Flash photolysis experiments were performed on a home-built setup. The samples were excited at 355 nm with third harmonic of a Q-switched Nd:YAG laser LS-2137U (LOTIS TII). The energy of excitation pulses delivered to the sample was about 2.5 mJ, at 10 Hz repetition rate and 7 ns pulse width. A 150 W Xe arc lamp (Hamamatsu) was used as the probe light source. The probe light was detected through a SPEX MiniMate monochromator by a custom-built detector unit, based on a FEU-118 PMT. Detector current output was coupled into Tektronix TDS 3032B digital oscilloscope and subsequently transferred to the computer. The transient absorption data were corrected for the spontaneous emission from the samples. The same setup was used for the time-resolved emission measurements in the microsecond time domain, with the only difference being a blocked probe lamp. All flash photolysis and microsecond time-resolved emission experiments were performed with the deoxygenated samples, degassed by the freeze–pump–thaw technique, unless noted otherwise. One centimeter path length quartz cells were used.

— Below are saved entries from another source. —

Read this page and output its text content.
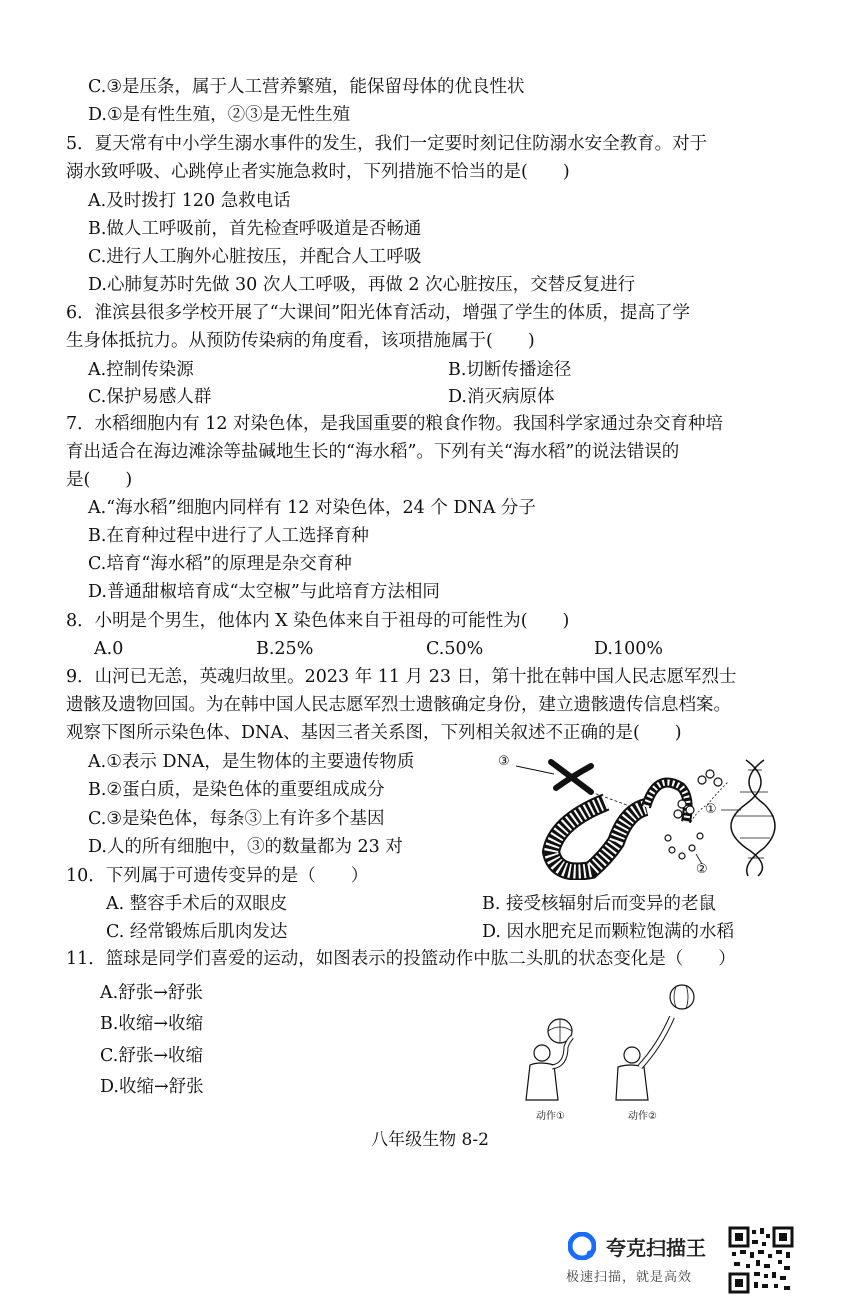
C.③是压条，属于人工营养繁殖，能保留母体的优良性状
D.①是有性生殖，②③是无性生殖
5．夏天常有中小学生溺水事件的发生，我们一定要时刻记住防溺水安全教育。对于
溺水致呼吸、心跳停止者实施急救时，下列措施不恰当的是(　　)
A.及时拨打 120 急救电话
B.做人工呼吸前，首先检查呼吸道是否畅通
C.进行人工胸外心脏按压，并配合人工呼吸
D.心肺复苏时先做 30 次人工呼吸，再做 2 次心脏按压，交替反复进行
6．淮滨县很多学校开展了“大课间”阳光体育活动，增强了学生的体质，提高了学
生身体抵抗力。从预防传染病的角度看，该项措施属于(　　)
A.控制传染源	B.切断传播途径
C.保护易感人群	D.消灭病原体
7．水稻细胞内有 12 对染色体，是我国重要的粮食作物。我国科学家通过杂交育种培
育出适合在海边滩涂等盐碱地生长的“海水稻”。下列有关“海水稻”的说法错误的
是(　　)
A.“海水稻”细胞内同样有 12 对染色体，24 个 DNA 分子
B.在育种过程中进行了人工选择育种
C.培育“海水稻”的原理是杂交育种
D.普通甜椒培育成“太空椒”与此培育方法相同
8．小明是个男生，他体内 X 染色体来自于祖母的可能性为(　　)
A.0	B.25%	C.50%	D.100%
9．山河已无恙，英魂归故里。2023 年 11 月 23 日，第十批在韩中国人民志愿军烈士
遗骸及遗物回国。为在韩中国人民志愿军烈士遗骸确定身份，建立遗骸遗传信息档案。
观察下图所示染色体、DNA、基因三者关系图，下列相关叙述不正确的是(　　)
A.①表示 DNA，是生物体的主要遗传物质
B.②蛋白质，是染色体的重要组成成分
C.③是染色体，每条③上有许多个基因
D.人的所有细胞中，③的数量都为 23 对
③
①
②
10．下列属于可遗传变异的是（　　）
A. 整容手术后的双眼皮	B. 接受核辐射后而变异的老鼠
C. 经常锻炼后肌肉发达	D. 因水肥充足而颗粒饱满的水稻
11．篮球是同学们喜爱的运动，如图表示的投篮动作中肱二头肌的状态变化是（　　）
A.舒张→舒张
B.收缩→收缩
C.舒张→收缩
D.收缩→舒张
动作①	动作②
八年级生物 8-2
夸克扫描王
极速扫描，就是高效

The analysis of time-resolved data to obtain decay lifetimes was performed using Igor Pro software (WaveMetrics, Inc.) or Origin 8.6 software (OriginLab Co.). The decay kinetics were fitted to the exponential decay law using a least-squares algorithm. Global fitting was applied to analyze simultaneously decay kinetics obtained for numerous spectral points, which enabled us to reconstruct the shape of transient spectra and considerably increased the reliability of the lifetime values.

Supporting Information Available

X-ray crystallography data in CIF format. This material is available free of charge via the Internet at http://pubs.acs.org.

The authors declare no competing financial interest.